Attributing rarities was also an issue with Young Pyromancer and Guttersnipe. While the Pyromancer is probably a bit more powerful even in limited (but it’s a lot closer than in constructed), he is more generally useful, while Guttersnipe isn’t too interesting without a strong instery component in the deck. Also, it’s nice if the producer of 1/1 tokens is common, while Talrand, Sky Summoner is rare.

Fire Imp is the smaller variant of Flametongue Kavu, which means it is on an acceptable power level.

Granite Gargoyle, Highland Giant and Earth Elemental are generic creatures helping to balance out Red’s overall very aggressive nature a little, which is of course a defining feature of that color, but makes it play a little too one-dimensional if it is the only strategic option. These creatures still work reasonably well on the attack, though.

Outrage Shaman is one of the few cards with devotion (yes, it doesn’t technically have it) which isn’t too swingy.
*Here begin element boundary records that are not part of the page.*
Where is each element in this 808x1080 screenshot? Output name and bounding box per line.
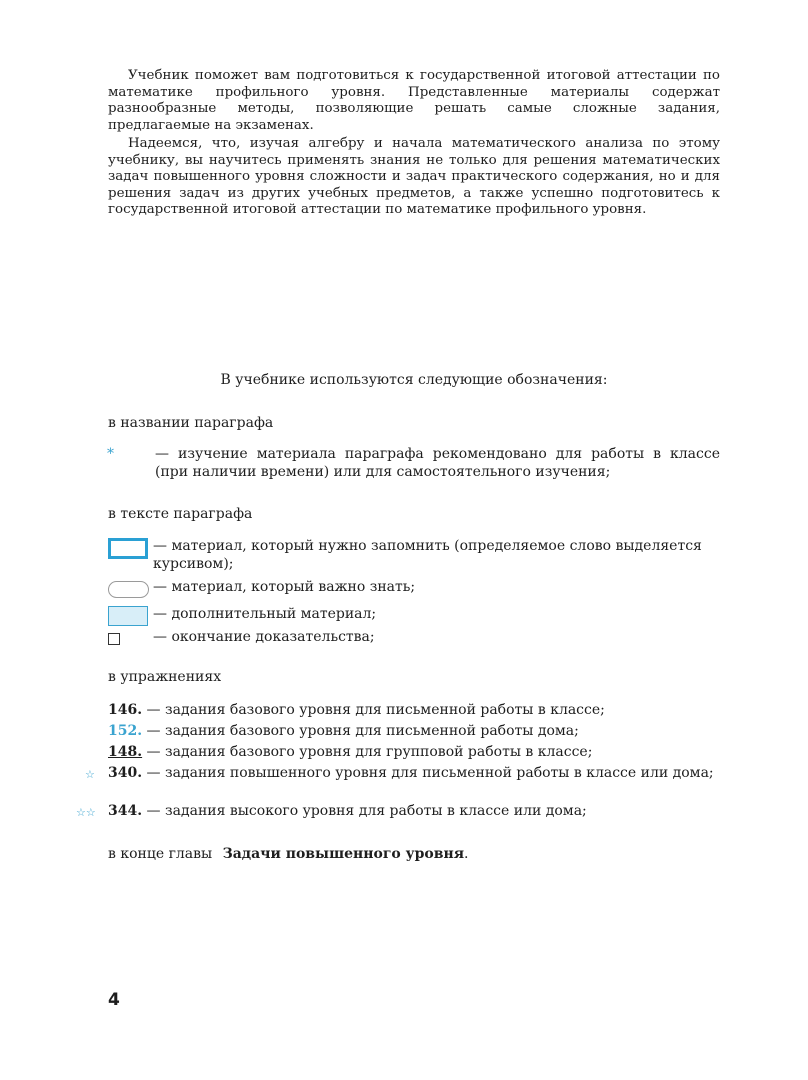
framed-box-description: — материал, который нужно запомнить (определяемое слово выделяется курсивом); — [153, 538, 702, 572]
exercise-description: — задания базового уровня для письменной работы в классе; — [142, 702, 605, 718]
exercise-row — [108, 803, 720, 821]
exercise-number: 344. — [108, 803, 143, 819]
intro-paragraph-2: Надеемся, что, изучая алгебру и начала математического анализа по этому учебнику, вы научитесь применять знания не только для решения математических задач повышенного уровня сложности и задач практического содержания, но и для решения задач из других учебных предметов, а также успешно подготовитесь к государственной итоговой аттестации по математике профильного уровня. — [108, 136, 720, 217]
proof-end-square-icon — [108, 633, 120, 645]
exercise-description: — задания базового уровня для письменной работы дома; — [142, 723, 579, 739]
section-title-label: в названии параграфа — [108, 415, 274, 431]
asterisk-icon: * — [107, 446, 114, 462]
exercise-row — [108, 744, 720, 762]
exercises-label: в упражнениях — [108, 669, 222, 685]
exercise-row — [108, 765, 720, 783]
exercise-row — [108, 723, 720, 741]
asterisk-description: — изучение материала параграфа рекомендовано для работы в классе (при наличии времени) или для самостоятельного изучения; — [155, 446, 720, 480]
chapter-end-label: в конце главы — [108, 846, 213, 862]
exercise-description: — задания повышенного уровня для письменной работы в классе или дома; — [142, 765, 714, 781]
exercise-row — [108, 702, 720, 720]
exercise-description: — задания базового уровня для групповой работы в классе; — [142, 744, 593, 760]
intro-paragraph-1: Учебник поможет вам подготовиться к государственной итоговой аттестации по математике профильного уровня. Представленные материалы содержат разнообразные методы, позволяющие решать самые сложные задания, предлагаемые на экзаменах. — [108, 68, 720, 133]
chapter-end-dot: . — [464, 846, 469, 862]
oval-frame-description: — материал, который важно знать; — [153, 579, 416, 595]
exercise-description: — задания высокого уровня для работы в классе или дома; — [142, 803, 587, 819]
star-icon: ☆ — [85, 768, 95, 781]
chapter-end-title: Задачи повышенного уровня — [222, 846, 465, 862]
exercise-number: 146. — [108, 702, 143, 718]
proof-end-description: — окончание доказательства; — [153, 629, 375, 645]
oval-frame-icon — [108, 581, 149, 598]
double-star-icon: ☆☆ — [76, 806, 96, 819]
exercise-number: 340. — [108, 765, 143, 781]
page-number: 4 — [108, 990, 120, 1010]
chapter-end-note — [108, 846, 469, 862]
shaded-box-icon — [108, 606, 148, 626]
exercise-number: 148. — [108, 744, 143, 760]
framed-box-icon — [108, 538, 148, 559]
section-text-label: в тексте параграфа — [108, 506, 253, 522]
shaded-box-description: — дополнительный материал; — [153, 606, 377, 622]
exercise-number: 152. — [108, 723, 143, 739]
legend-heading: В учебнике используются следующие обозначения: — [220, 372, 608, 388]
Thus, I’m not interested in that mechanic for its own sake, but I needed a red color themed uncommon, and this is a great fit.

6 mana is the highest acceptable cost for cards which support a theme. Rustmouth Ogre still is no great choice, but a superior replacement which fits in an uncommon slot and isn’t too similar to other cards in my pool is hard to come by.

Conquering Manticore is overall probably stronger than Shivan Dragon, but it isn’t quite as efficient at winnig a game on its own in short time, which is the problematic part. Also, the Dragon, while one of the most iconic Magic cards, isn’t that unique in my card pool, with Furnace Whelp and Shivan Hellkite doing similar things.

Magmatic Force is the most powerful 8-mana card in my pool. On one hand, that’s strange, since having the best fatty seems to belong into either the green or blue part of the color pie. On the other hand, it is kinda fair, since Red has probably the most trouble supporting a lategame strategy. I still wish there was a slightly weaker alternative, but the only other card in the right power band is Scourge of Kher Ridges, which is too similar to the (much better designed) Shivan Hellkite, and whose abilities effectively clean the board repeatedly, which isn’t a desirable feature.